While some drivers of agricultural vehicles are exempt, most types of truckers have been under the ELD rule from the Federal Motor Carrier Safety Administration since it took hold Dec. 18, though the agency gave drivers a grace period until April before the penalties would kick in.
Once the monthly calendar turns over, however, authorities can start applying the penalties to operators found driving without the electronic log books.
The regulation is intended to increase highway safety by ensuring that commercial drivers adhere to federal hours-of-service rules and take their required rest periods.
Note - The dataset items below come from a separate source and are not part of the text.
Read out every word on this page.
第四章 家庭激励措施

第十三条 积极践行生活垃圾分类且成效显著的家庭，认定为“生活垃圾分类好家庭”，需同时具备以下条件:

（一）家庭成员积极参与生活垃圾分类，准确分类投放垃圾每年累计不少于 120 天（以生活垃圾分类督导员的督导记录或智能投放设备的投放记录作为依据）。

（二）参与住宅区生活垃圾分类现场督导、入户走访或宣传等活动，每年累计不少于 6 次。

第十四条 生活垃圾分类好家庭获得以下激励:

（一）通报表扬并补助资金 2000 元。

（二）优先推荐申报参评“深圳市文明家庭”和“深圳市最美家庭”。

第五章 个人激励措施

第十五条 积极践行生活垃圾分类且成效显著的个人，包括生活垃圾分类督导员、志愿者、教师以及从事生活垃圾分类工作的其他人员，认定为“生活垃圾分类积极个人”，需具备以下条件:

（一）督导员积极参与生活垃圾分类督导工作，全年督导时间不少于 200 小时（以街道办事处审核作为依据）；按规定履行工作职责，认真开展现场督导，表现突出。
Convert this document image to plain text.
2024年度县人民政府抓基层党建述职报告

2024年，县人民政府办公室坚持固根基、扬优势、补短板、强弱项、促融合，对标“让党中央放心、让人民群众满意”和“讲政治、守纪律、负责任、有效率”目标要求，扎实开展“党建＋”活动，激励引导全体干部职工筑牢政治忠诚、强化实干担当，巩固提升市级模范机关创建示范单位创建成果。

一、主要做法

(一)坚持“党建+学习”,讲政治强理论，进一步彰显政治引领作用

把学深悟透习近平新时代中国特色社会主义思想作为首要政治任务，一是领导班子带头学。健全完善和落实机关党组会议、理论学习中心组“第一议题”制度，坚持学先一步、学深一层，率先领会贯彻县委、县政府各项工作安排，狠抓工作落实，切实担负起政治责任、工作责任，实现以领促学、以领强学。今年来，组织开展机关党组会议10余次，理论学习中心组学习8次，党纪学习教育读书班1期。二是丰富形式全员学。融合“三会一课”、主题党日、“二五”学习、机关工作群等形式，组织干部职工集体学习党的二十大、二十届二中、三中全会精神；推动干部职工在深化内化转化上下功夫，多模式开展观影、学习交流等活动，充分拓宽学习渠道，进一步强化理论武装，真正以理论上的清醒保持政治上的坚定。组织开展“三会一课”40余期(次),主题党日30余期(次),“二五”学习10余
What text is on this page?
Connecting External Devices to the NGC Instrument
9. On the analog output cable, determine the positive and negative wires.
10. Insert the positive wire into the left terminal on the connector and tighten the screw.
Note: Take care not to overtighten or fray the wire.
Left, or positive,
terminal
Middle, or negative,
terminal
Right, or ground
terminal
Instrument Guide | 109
ELDs, backers say, would replace paper logbooks that drivers fill out themselves and which sometimes do not reflect their true work day.
However, the rule is controversial within the trucking industry, where many trucking fleet companies had already shifted to them and paid for the equipment while drivers who own their own rigs – and who pay any extra costs out of their own pockets – have lobbied against it.
Now that the compliance deadline is imminent, it is not clear how much of the industry is ready for it or how many freight truckers may see their trips interrupted.
Transport Topics, a publication of the American Trucking Associations, reported that "with few exceptions, the rule mandates any driver required to previously keep a paper record of duty status must install an ELD."
It quoted Collin Mooney, executive director of the Commercial Vehicle Safety Alliance, saying that if an inspector or officer places a driver out of service for 10 hours for violating the ELD mandate, once that period is completed the driver can use paper records of duty to get to the final destination.
"But they can't be re-dispatched until they have an ELD installed," Mooney said.
He added that "some inspectors or officers may just place the driver out of service for 10 hours. Others may place the driver out of service and issue a citation as well. It's really up to the officer within each jurisdiction."